When there are few variables in the optimization problem, the following simple solutions can be used.
(1) graphic method. In the design space, draw the equivalent surface of the feasible region and the objective function, and then find out the position of the design point that minimizes the value of the objective function in the feasible region (or its boundary) from the diagram.
(2) Analysis method. When the problem is simple, it can be solved by analytical method.
2. Coding method
From the viewpoint of engineering and mechanics, the criterion method puts forward some criteria (such as synchronous failure criterion, full stress criterion, energy criterion, etc.). ) that is, what the structure should meet when it reaches the optimal design, and then the solution that meets these criteria is obtained by iterative method. The main characteristics of this method are fast convergence, the number of reanalysis is not directly related to the number of design variables, and the calculation amount is not large, but the application scope is limited, which is mainly suitable for the case of fixed structural layout and geometric shape. Although the criterion method has its shortcomings, from the perspective of engineering application, it is more convenient and acceptable, and its advantages are still the main ones. The simplest criterion methods are synchronous failure criterion and full stress criterion.

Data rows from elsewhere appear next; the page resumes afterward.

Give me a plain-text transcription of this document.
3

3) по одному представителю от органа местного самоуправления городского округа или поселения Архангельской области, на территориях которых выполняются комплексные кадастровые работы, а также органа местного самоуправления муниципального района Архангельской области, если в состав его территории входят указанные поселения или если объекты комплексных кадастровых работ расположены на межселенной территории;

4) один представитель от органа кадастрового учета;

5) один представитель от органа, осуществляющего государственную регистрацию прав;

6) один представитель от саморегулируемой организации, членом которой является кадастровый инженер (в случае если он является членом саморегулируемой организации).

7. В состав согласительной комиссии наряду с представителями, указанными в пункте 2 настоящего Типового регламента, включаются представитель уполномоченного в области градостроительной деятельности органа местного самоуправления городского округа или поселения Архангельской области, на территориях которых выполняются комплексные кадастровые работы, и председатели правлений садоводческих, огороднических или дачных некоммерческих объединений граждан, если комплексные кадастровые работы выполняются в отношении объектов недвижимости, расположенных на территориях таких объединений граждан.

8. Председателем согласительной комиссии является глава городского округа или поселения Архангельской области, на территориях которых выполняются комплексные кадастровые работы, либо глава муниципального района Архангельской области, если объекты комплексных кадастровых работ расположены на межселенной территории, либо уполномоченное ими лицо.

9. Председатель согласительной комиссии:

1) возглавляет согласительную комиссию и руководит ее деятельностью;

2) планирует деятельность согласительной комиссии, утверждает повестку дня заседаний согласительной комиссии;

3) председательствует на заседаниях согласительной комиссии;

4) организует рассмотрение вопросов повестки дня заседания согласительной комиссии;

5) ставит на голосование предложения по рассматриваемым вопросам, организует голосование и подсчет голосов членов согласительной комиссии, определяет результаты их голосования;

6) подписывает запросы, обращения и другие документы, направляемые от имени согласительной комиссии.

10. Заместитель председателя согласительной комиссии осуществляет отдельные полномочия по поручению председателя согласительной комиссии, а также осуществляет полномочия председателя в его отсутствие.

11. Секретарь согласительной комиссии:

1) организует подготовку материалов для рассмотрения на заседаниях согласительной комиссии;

(1) synchronous failure criterion method. Its basic idea can be summarized as: under the action of load, the structure that can realize all possible failure modes at the same time is the optimal structure. The design of synchronous failure criterion has many obvious shortcomings. Because of algebraic operation with analytical expressions, synchronous failure design can only be used to deal with very simple component optimization; When the number of constraints is greater than the number of design variables, it is usually difficult to determine which failure modes should occur at the same time before the optimal design is given. When the number of constraints and the number of design variables are equal, there is no guarantee that the solution thus obtained is the optimal solution.

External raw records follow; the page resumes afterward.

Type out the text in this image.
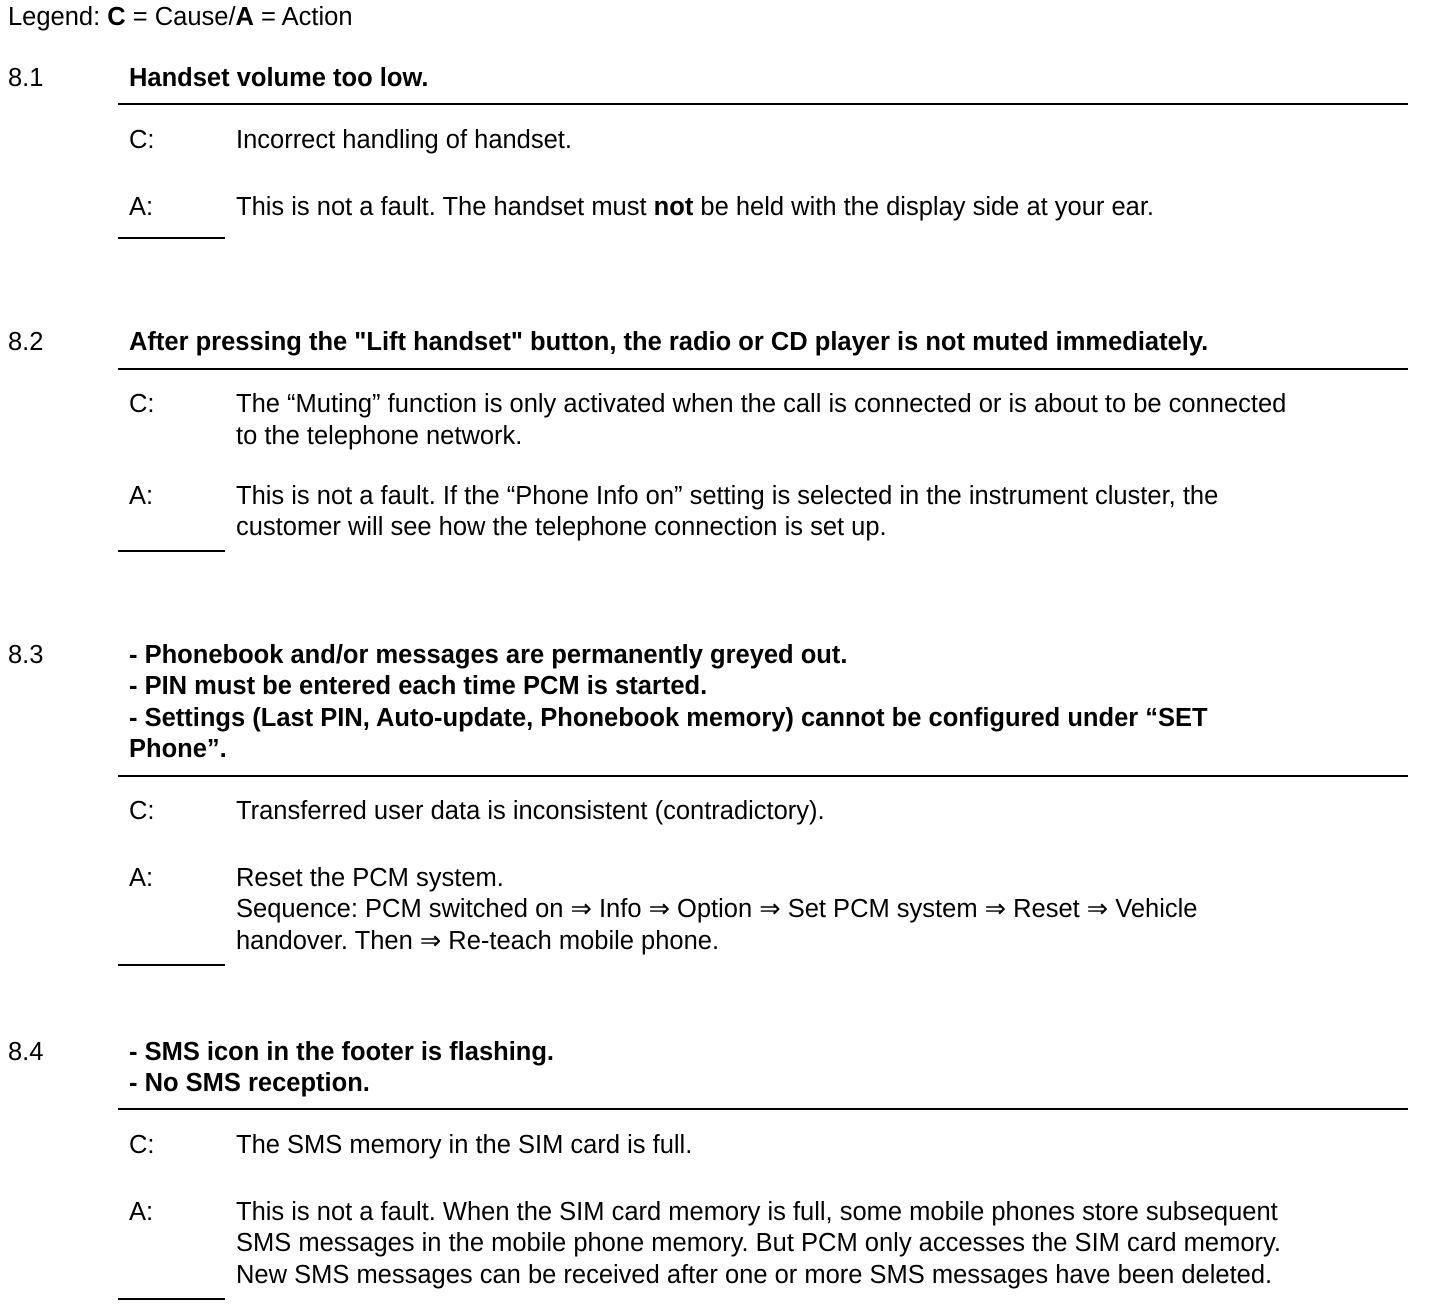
Legend: C = Cause/A = Action
8.1	Handset volume too low.
C:	Incorrect handling of handset.
A:	This is not a fault. The handset must not be held with the display side at your ear.
8.2	After pressing the "Lift handset" button, the radio or CD player is not muted immediately.
C:	The “Muting” function is only activated when the call is connected or is about to be connected
to the telephone network.
A:	This is not a fault. If the “Phone Info on” setting is selected in the instrument cluster, the
customer will see how the telephone connection is set up.
8.3	- Phonebook and/or messages are permanently greyed out.
- PIN must be entered each time PCM is started.
- Settings (Last PIN, Auto-update, Phonebook memory) cannot be configured under “SET
Phone”.
C:	Transferred user data is inconsistent (contradictory).
A:	Reset the PCM system.
Sequence: PCM switched on ⇒ Info ⇒ Option ⇒ Set PCM system ⇒ Reset ⇒ Vehicle
handover. Then ⇒ Re-teach mobile phone.
8.4	- SMS icon in the footer is flashing.
- No SMS reception.
C:	The SMS memory in the SIM card is full.
A:	This is not a fault. When the SIM card memory is full, some mobile phones store subsequent
SMS messages in the mobile phone memory. But PCM only accesses the SIM card memory.
New SMS messages can be received after one or more SMS messages have been deleted.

(2) Full stress criterion method. This method holds that giving full play to the potential of material strength can be regarded as a sign of structural optimization, and the full stress of components is taken as the criterion of optimal design. This method is widely used in the optimal design of truss and other bar systems. On this basis, the tooth line method combining ray step size and the full stress design of complex structures such as frames are developed.
3. Mathematical planning methods
The structural optimization problem is reduced to a mathematical programming problem, and then solved by mathematical programming method. The commonly used mathematical programming methods in structural optimization are nonlinear programming, sometimes linear programming, and dynamic programming, geometric programming, integer programming or stochastic programming may be used in special circumstances.
(1) linear programming. When the objective function and constraint equation are both linear functions of design variables, it is called linear programming problem. The solutions to this kind of problems are mature, among which simplex method is commonly used.
(2) Nonlinear programming. When the objective function or constraint equation is a nonlinear function of design variables, it is called nonlinear programming. Structural optimization design is mainly a constrained nonlinear programming problem. This kind of problem is much more complicated and difficult than linear programming problem. At present, there are the following methods: demand derivative analysis without conversion, such as gradient projection method and feasible direction method; A direct search method that does not require conversion or derivation, such as the composite method; Linear programming is used for one-to-one approximation, such as sequential linear programming; It is transformed into unconstrained extremum problems, such as penalty function method and multiplier method.
4. Mixing method
The mixed method adopts normative method and mathematical programming method.
5. Heuristic algorithm
Some heuristic algorithms have been developed in recent years. These algorithms include genetic algorithm, neural network algorithm and simulated annealing algorithm. They have been applied to the field of structural optimization.